Hoy el corazón de la Iglesia reacciona con un fervor particular ante esta invitación que introduce la plegaria eucarística. Hoy podemos responder con una intensidad de fe muy especial: “Habemus ad Dominum”: ¡”Lo tenemos levantado hacia el Señor”!

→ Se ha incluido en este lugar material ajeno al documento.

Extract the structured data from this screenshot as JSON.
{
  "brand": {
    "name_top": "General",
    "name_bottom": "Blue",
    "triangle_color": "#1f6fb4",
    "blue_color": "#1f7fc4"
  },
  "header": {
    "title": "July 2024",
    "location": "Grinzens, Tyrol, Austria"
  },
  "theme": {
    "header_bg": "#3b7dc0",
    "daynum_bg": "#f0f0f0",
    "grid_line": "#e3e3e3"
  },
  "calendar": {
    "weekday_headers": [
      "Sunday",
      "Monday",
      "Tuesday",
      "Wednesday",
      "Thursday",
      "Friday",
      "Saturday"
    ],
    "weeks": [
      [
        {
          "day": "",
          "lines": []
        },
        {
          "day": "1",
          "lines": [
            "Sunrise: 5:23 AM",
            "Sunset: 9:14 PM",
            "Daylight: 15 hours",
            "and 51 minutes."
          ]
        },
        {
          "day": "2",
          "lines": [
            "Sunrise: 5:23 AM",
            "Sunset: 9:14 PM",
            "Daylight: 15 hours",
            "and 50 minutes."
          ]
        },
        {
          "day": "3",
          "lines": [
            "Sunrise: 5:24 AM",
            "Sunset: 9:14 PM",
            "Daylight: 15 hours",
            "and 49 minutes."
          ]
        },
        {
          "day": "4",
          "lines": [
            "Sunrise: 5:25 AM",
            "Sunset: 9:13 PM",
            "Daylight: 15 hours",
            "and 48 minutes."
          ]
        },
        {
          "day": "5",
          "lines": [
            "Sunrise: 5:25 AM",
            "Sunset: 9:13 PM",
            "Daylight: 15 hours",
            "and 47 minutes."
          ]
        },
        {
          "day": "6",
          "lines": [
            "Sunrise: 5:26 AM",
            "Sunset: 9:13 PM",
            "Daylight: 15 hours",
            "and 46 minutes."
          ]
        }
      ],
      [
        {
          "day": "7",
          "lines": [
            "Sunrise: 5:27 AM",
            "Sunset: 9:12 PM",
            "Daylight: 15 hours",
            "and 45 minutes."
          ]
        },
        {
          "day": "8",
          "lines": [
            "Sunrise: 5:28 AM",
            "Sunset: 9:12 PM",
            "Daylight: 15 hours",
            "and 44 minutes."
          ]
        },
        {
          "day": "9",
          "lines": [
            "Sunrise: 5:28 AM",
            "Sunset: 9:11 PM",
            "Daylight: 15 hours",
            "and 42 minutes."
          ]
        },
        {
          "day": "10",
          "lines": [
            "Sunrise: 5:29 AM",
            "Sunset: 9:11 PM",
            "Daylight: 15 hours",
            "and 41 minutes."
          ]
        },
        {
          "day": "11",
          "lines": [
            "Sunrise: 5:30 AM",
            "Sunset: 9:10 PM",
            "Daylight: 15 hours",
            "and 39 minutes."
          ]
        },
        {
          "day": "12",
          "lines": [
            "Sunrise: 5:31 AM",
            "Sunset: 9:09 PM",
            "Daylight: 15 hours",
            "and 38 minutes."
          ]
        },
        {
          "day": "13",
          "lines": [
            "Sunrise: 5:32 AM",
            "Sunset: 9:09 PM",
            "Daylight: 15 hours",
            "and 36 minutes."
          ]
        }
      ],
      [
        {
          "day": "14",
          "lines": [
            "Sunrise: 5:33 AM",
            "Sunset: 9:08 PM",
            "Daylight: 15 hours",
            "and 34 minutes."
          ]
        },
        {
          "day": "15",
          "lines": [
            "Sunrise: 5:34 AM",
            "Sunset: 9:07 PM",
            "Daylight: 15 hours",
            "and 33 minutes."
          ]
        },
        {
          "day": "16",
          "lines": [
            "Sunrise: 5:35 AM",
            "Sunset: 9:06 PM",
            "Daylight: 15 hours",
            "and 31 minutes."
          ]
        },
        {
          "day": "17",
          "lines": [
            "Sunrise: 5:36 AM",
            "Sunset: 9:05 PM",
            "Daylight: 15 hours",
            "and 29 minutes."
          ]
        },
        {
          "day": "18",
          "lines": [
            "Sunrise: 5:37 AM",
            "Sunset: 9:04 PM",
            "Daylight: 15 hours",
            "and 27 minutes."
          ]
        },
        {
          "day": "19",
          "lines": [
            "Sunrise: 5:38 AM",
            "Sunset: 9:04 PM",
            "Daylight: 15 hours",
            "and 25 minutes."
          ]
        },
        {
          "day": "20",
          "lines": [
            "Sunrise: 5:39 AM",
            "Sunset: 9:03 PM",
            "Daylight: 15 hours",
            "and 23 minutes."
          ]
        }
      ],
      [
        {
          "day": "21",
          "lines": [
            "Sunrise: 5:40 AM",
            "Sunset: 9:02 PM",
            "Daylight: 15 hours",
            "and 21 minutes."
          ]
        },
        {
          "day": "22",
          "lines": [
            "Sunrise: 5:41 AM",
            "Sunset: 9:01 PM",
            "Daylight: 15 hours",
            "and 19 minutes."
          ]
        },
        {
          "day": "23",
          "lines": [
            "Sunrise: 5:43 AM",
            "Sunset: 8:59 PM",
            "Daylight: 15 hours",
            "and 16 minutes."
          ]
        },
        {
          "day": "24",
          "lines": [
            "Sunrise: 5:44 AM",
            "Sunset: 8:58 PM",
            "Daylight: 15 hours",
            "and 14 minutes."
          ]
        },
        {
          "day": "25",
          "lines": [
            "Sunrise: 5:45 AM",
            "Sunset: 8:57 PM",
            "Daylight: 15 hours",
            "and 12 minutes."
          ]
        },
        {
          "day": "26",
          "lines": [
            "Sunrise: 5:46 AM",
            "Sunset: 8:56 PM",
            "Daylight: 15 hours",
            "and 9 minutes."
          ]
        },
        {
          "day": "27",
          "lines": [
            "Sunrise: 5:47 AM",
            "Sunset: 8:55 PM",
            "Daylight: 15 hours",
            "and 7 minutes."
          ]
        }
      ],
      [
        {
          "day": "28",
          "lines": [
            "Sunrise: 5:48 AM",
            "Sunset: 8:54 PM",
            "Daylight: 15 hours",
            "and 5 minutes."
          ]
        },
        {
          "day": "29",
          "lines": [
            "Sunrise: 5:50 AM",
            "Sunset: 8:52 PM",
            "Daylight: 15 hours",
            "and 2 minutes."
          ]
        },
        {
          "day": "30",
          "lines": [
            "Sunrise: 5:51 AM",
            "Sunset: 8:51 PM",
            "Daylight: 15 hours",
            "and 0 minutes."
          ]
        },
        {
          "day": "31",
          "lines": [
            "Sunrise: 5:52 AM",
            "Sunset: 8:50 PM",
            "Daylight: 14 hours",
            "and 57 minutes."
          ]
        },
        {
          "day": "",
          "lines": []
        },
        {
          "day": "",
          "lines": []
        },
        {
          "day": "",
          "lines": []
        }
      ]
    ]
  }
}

Contemplemos en la fe el misterio de Dios. Nuestra fe se vuelve precisamente hacia Él. Un misterio insondable. Dios es Dios, el Ser más allá de todo lo que podemos concebir, más grande de lo que pueda imaginarse el hombre. La revelación cristiana sólo en parte levanta el velo que oculta su vida íntima, pero guía nuestra fe hasta los umbrales de un misterio más profundo: la unidad de la Trinidad. El que es Dios único es al mismo tiempo Padre, Hijo y Espíritu Santo. Cada una de las personas divinas es increada, inmensa, eterna, todopoderosa, Señor; y, sin embargo, no hay más que un Dios increado, inmenso, todopoderoso, Señor. “El Padre no ha sido hecho por nadie; no es ni creado, ni engendrado; el Hijo viene sólo del Padre; no ha sido hecho ni creado, sino engendrado; El Espíritu Santo viene del Padre y del Hijo; no ha sido hecho, ni creado, ni engendrado, sino que procede de ellos”. Así se expresa una antigua profesión de fe (el llamado símbolo de San Atanasio). Este Dios de infinita majestad que se manifiesta a Moisés y se mantiene dentro de la misteriosa nube, este Dios trascendente que revela su insondable vida, la ternura de su infinito amor, nos permite acercarnos a Él, le adoramos, prosternados ante Él. En la fe se nos ha dado la dicha de contemplar en Él a la Santísima Trinidad, antes de la plena visión de su gloria.
--- Amor de Dios
“Bendito sea Dios y Padre de nuestro Señor Jesucristo” (Ef 1,3). “Tanto amó Dios al mundo, que le dio su Hijo unigénito” (Jn 3,16). Mediante su Hijo, no sólo ha revelado su nombre, su gloria como en una epifanía de Dios que le manifiesta de manera única, sino que ha mostrado para con nosotros su ternura, su misericordia, su amor, su fidelidad, bastante más allá de lo que Moisés podía entrever: “Nos ha destinado por adelantado a ser hijos por Jesucristo”, “a ser su pueblo” (cf. Ef 1,5.11). Nuestra adoración, nuestro canto de alabanza es al mismo tiempo una acción de gracias por este “don gratuito del que nos ha colmado en su Hijo bien amado”. Pues “el primer don hecho a los creyentes” es el del Espíritu, que continúa la obra del Hijo y “lleva a la perfección toda santificación” (cf. Plegaria Eucarística IV), el Espíritu que confiere a la Iglesia la unidad del Cuerpo, la llama a manifestar a los hombres la salvación, pues por Él la habita la presencia de Dios.
--- Sacerdocio real
“Tú harás de nosotros un pueblo que te pertenezca” (Ex 34,9).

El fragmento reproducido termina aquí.